HHS drafted a quarantine order as early as Feb. 2020 for international travelers.
As far as I know, the formal quarantine orders haven’t yet been issued, not because HHS lacks the legal authority to do it, but because psychological, social and economic coercion have achieved the goals they wanted to achieve: broad cooperation with lockdown/isolation orders, mask orders, test orders and vaxx orders.
[Update June 2024: CDC did issue quarantine orders in March 2020, detaining more than 3,000 passengers of the Diamond Princess and Grand Princess cruise ships at military bases including: Lackland Air Force Base (San Antonio TX), Marine Corps Air Station Miramar (San Diego CA), Travis Air Force Base (Fairfield CA) and Dobbins Air Reserve Base (Marietta, GA). Children’s Health Defense recently obtained some of the orders and extensions through a Freedom of Information Act request.]
In other words, the US government biomedical police state hasn’t needed to use armed force yet, because most Americans just complied without any form of resistance.
Your last sentence made me think of this: “ And how we burned in the camps later, thinking: What would things have been like if every Security operative, when he went out at night to make an arrest, had been uncertain whether he would return alive and had to say good-bye to his family?

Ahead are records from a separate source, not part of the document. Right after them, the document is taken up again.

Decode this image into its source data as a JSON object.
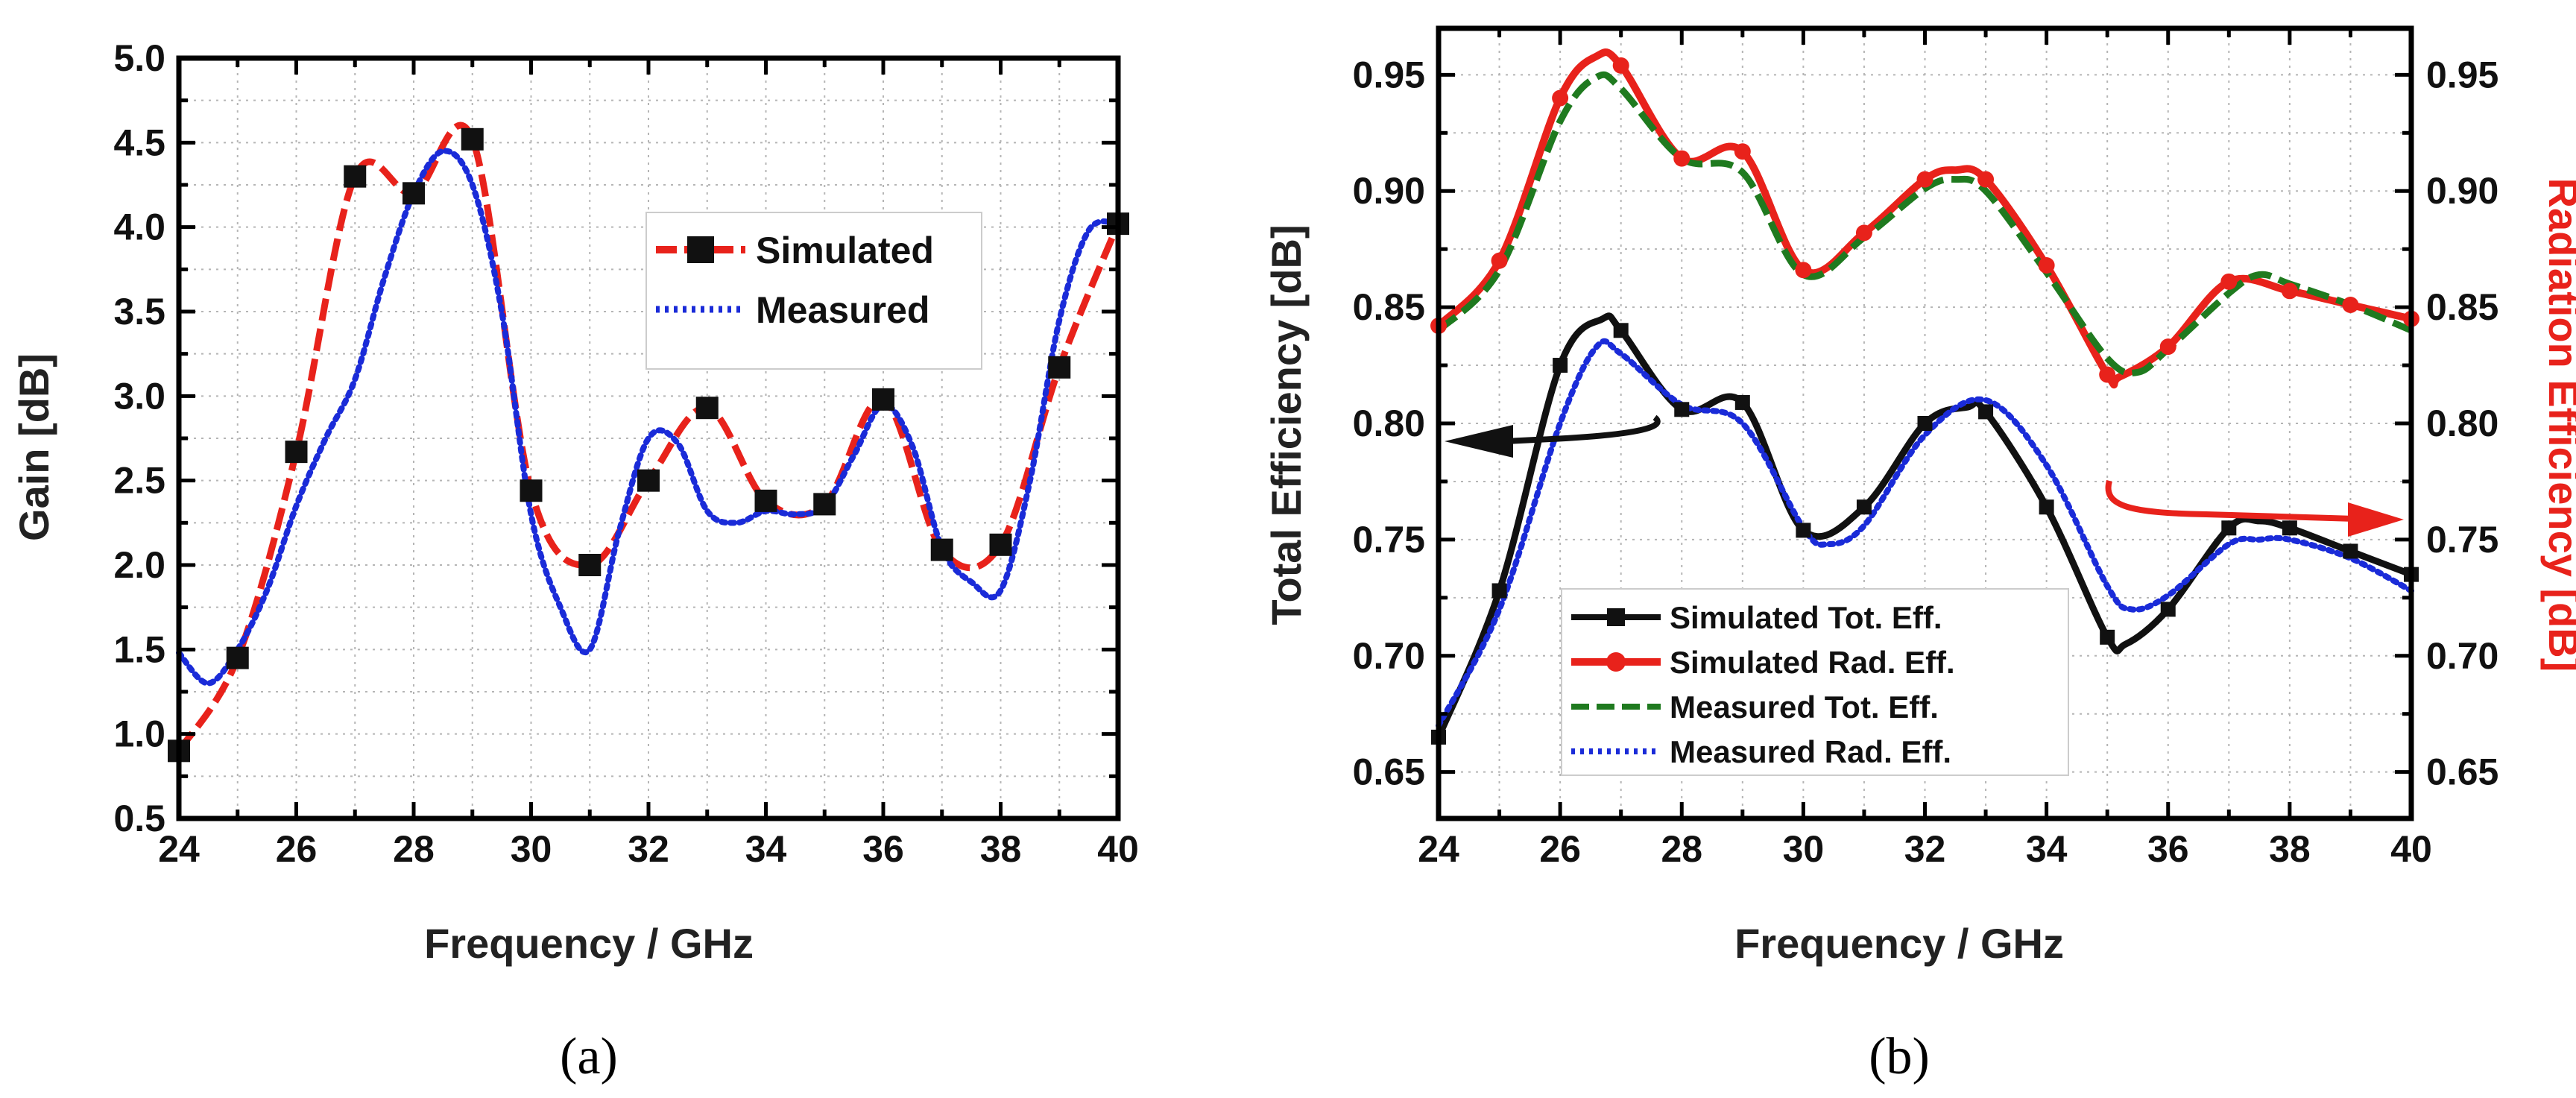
{
  "chart_data": [
    {
      "id": "a",
      "type": "line",
      "panel_label": "(a)",
      "xlabel": "Frequency / GHz",
      "ylabel": "Gain [dB]",
      "xlim": [
        24,
        40
      ],
      "ylim": [
        0.5,
        5.0
      ],
      "xticks": [
        "24",
        "26",
        "28",
        "30",
        "32",
        "34",
        "36",
        "38",
        "40"
      ],
      "yticks": [
        "0.5",
        "1.0",
        "1.5",
        "2.0",
        "2.5",
        "3.0",
        "3.5",
        "4.0",
        "4.5",
        "5.0"
      ],
      "grid": true,
      "legend_position": "top-right",
      "series": [
        {
          "name": "Simulated",
          "color": "#e8221b",
          "style": "dash",
          "marker": "square",
          "marker_color": "#111111",
          "x": [
            24,
            25,
            26,
            27,
            28,
            29,
            30,
            31,
            32,
            33,
            34,
            35,
            36,
            37,
            38,
            39,
            40
          ],
          "values": [
            0.9,
            1.45,
            2.67,
            4.3,
            4.2,
            4.52,
            2.44,
            2.0,
            2.5,
            2.93,
            2.38,
            2.36,
            2.98,
            2.09,
            2.12,
            3.17,
            4.02
          ]
        },
        {
          "name": "Measured",
          "color": "#1a2bd8",
          "style": "dot",
          "x": [
            24,
            24.5,
            25,
            25.5,
            26,
            26.5,
            27,
            27.5,
            28,
            28.5,
            29,
            29.5,
            30,
            30.5,
            31,
            31.5,
            32,
            32.5,
            33,
            33.5,
            34,
            34.5,
            35,
            35.5,
            36,
            36.5,
            37,
            37.5,
            38,
            38.5,
            39,
            39.5,
            40
          ],
          "values": [
            1.48,
            1.3,
            1.5,
            1.85,
            2.35,
            2.75,
            3.1,
            3.7,
            4.2,
            4.45,
            4.25,
            3.5,
            2.3,
            1.75,
            1.5,
            2.2,
            2.75,
            2.72,
            2.32,
            2.25,
            2.32,
            2.3,
            2.35,
            2.65,
            2.95,
            2.7,
            2.1,
            1.9,
            1.85,
            2.5,
            3.45,
            3.98,
            4.02
          ]
        }
      ]
    },
    {
      "id": "b",
      "type": "line",
      "panel_label": "(b)",
      "xlabel": "Frequency / GHz",
      "ylabel": "Total Efficiency [dB]",
      "ylabel_right": "Radiation Efficiency [dB]",
      "ylabel_right_color": "#e8221b",
      "xlim": [
        24,
        40
      ],
      "ylim": [
        0.63,
        0.97
      ],
      "ylim_right": [
        0.63,
        0.97
      ],
      "xticks": [
        "24",
        "26",
        "28",
        "30",
        "32",
        "34",
        "36",
        "38",
        "40"
      ],
      "yticks": [
        "0.65",
        "0.70",
        "0.75",
        "0.80",
        "0.85",
        "0.90",
        "0.95"
      ],
      "yticks_right": [
        "0.65",
        "0.70",
        "0.75",
        "0.80",
        "0.85",
        "0.90",
        "0.95"
      ],
      "grid": true,
      "legend_position": "bottom-center",
      "series": [
        {
          "name": "Simulated Tot. Eff.",
          "color": "#111111",
          "style": "solid",
          "marker": "square",
          "axis": "left",
          "x": [
            24,
            25,
            26,
            26.7,
            27,
            28,
            29,
            30,
            31,
            32,
            32.7,
            33,
            34,
            35,
            35.3,
            36,
            37,
            37.5,
            38,
            39,
            40
          ],
          "values": [
            0.665,
            0.728,
            0.825,
            0.845,
            0.84,
            0.806,
            0.809,
            0.754,
            0.764,
            0.8,
            0.807,
            0.805,
            0.764,
            0.708,
            0.705,
            0.72,
            0.755,
            0.758,
            0.755,
            0.745,
            0.735
          ]
        },
        {
          "name": "Simulated Rad. Eff.",
          "color": "#e8221b",
          "style": "solid",
          "marker": "circle",
          "axis": "right",
          "x": [
            24,
            25,
            26,
            26.6,
            27,
            28,
            29,
            30,
            31,
            32,
            32.5,
            33,
            34,
            35,
            35.2,
            36,
            37,
            38,
            39,
            40
          ],
          "values": [
            0.842,
            0.87,
            0.94,
            0.958,
            0.954,
            0.914,
            0.917,
            0.866,
            0.882,
            0.905,
            0.909,
            0.905,
            0.868,
            0.821,
            0.82,
            0.833,
            0.861,
            0.857,
            0.851,
            0.845
          ]
        },
        {
          "name": "Measured Tot. Eff.",
          "color": "#1f7a1f",
          "style": "dash",
          "axis": "right",
          "x": [
            24,
            25,
            26,
            26.6,
            27,
            28,
            29,
            30,
            31,
            32,
            32.5,
            33,
            34,
            35,
            35.5,
            36,
            37,
            37.5,
            38,
            39,
            40
          ],
          "values": [
            0.84,
            0.866,
            0.93,
            0.949,
            0.944,
            0.914,
            0.908,
            0.864,
            0.88,
            0.901,
            0.905,
            0.9,
            0.865,
            0.828,
            0.822,
            0.832,
            0.856,
            0.864,
            0.86,
            0.851,
            0.84
          ]
        },
        {
          "name": "Measured Rad. Eff.",
          "color": "#1a2bd8",
          "style": "dot",
          "axis": "left",
          "x": [
            24,
            25,
            26,
            26.6,
            27,
            28,
            29,
            30,
            30.4,
            31,
            32,
            33,
            34,
            35,
            35.4,
            36,
            37,
            37.5,
            38,
            39,
            40
          ],
          "values": [
            0.67,
            0.72,
            0.8,
            0.833,
            0.83,
            0.808,
            0.8,
            0.755,
            0.748,
            0.756,
            0.795,
            0.81,
            0.782,
            0.73,
            0.72,
            0.726,
            0.748,
            0.75,
            0.75,
            0.742,
            0.728
          ]
        }
      ],
      "annotations": [
        {
          "type": "arrow",
          "target_axis": "left",
          "color": "#111111"
        },
        {
          "type": "arrow",
          "target_axis": "right",
          "color": "#e8221b"
        }
      ]
    }
  ]
}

Or if, during periods of mass arrests, as for example in Leningrad, when they arrested a quarter of the entire city, people had not simply sat there in their lairs, paling with terror at every bang of the downstairs door and at every step on the staircase, but had understood they had nothing left to lose and had boldly set up in the downstairs hall an ambush of half a dozen people with axes, hammers, pokers, or whatever else was at hand?... The Organs would very quickly have suffered a shortage of officers and transport and, notwithstanding all of Stalin's thirst, the cursed machine would have ground to a halt! If...if...We didn't love freedom enough. And even more – we had no awareness of the real situation.... We purely and simply deserved everything that happened afterward.”
Aleksandr I. Solzhenitsyn , The Gulag Archipelago 1918–1956
Hospitals are the most sinister places on Earth.
Where the whole ugly plan is laid bare.